North Korea lashed out at a Chinese company that had complained of corruption and fraud in a multi-million dollar investment in the reclusive state, and accused the Xiyang Group of reneging on its deal.
The statement, carried on Wednesday by the North Korean state news agency KCNA, came at a sensitive time for the North as it seeks Chinese investment to revive its moribund economy and as its new leader Kim Jong-un has asked for a state visit to China, its main backer.
Xiyang Group, on a Chinese website, described its investment in an iron-ore powder venture as "a nightmare" and said that the North had violated its own investment laws.
"It (Xiyang) has carried out only 50 percent of its investment obligations though almost four years have past since the contract took effect," KCNA quoted a spokesman for its Commission for Joint Venture and Investment as saying.
North Korea rarely criticizes China or any Chinese entities in public, and the KCNA article said that the Xiyang comments had been whipped up by "hostile forces" in an orchestrated media campaign to blacken the country's name.
North Korea's special economic zones are governed by a patchwork of laws and have so far failed to attract large amounts of Chinese investment into a country that has been hit with international sanctions after its nuclear tests in 2006 and 2009.

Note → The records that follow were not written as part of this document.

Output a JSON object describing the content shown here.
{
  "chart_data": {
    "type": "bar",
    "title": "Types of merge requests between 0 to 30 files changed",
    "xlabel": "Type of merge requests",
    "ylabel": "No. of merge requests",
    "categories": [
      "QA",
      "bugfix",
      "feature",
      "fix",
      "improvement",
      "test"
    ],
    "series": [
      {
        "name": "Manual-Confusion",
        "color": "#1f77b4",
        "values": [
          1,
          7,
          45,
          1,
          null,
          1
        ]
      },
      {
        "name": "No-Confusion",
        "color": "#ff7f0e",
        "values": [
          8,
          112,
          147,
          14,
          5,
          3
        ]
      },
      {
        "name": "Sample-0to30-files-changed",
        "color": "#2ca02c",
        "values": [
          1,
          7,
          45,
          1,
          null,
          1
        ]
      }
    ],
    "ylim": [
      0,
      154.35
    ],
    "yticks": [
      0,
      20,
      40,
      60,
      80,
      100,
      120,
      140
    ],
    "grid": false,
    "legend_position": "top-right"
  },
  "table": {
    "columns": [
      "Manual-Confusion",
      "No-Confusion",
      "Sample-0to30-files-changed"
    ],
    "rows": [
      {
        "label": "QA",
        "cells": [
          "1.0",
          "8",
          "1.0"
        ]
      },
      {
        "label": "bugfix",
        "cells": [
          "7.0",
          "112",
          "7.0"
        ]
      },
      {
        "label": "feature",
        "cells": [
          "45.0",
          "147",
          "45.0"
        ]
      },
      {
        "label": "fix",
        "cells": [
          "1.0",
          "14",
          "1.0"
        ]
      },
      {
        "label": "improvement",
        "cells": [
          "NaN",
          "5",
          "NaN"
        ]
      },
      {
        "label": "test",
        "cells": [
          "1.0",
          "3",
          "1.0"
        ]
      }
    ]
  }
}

The country sits on significant deposits of coal, iron ore and gold and has substantial reserves of rare earths. But a rickety infrastructure and uncertain laws deters investors.
Between 2003 and 2009, Chinese investment in North Korea stood at $98.3 million, just 12 percent of the amount Chinese firms have invested in South Korea, according to Chinese data cited in a 2011 report by Drew Thompson, a Korea specialist who now works at the U.S. Department of Defense.
Jang Song-taek, the uncle of North Korea's new ruler visited Beijing last month to ask for new investment and to try to get China to agree to a state visit for Kim, who has ruled the North since the death of his father.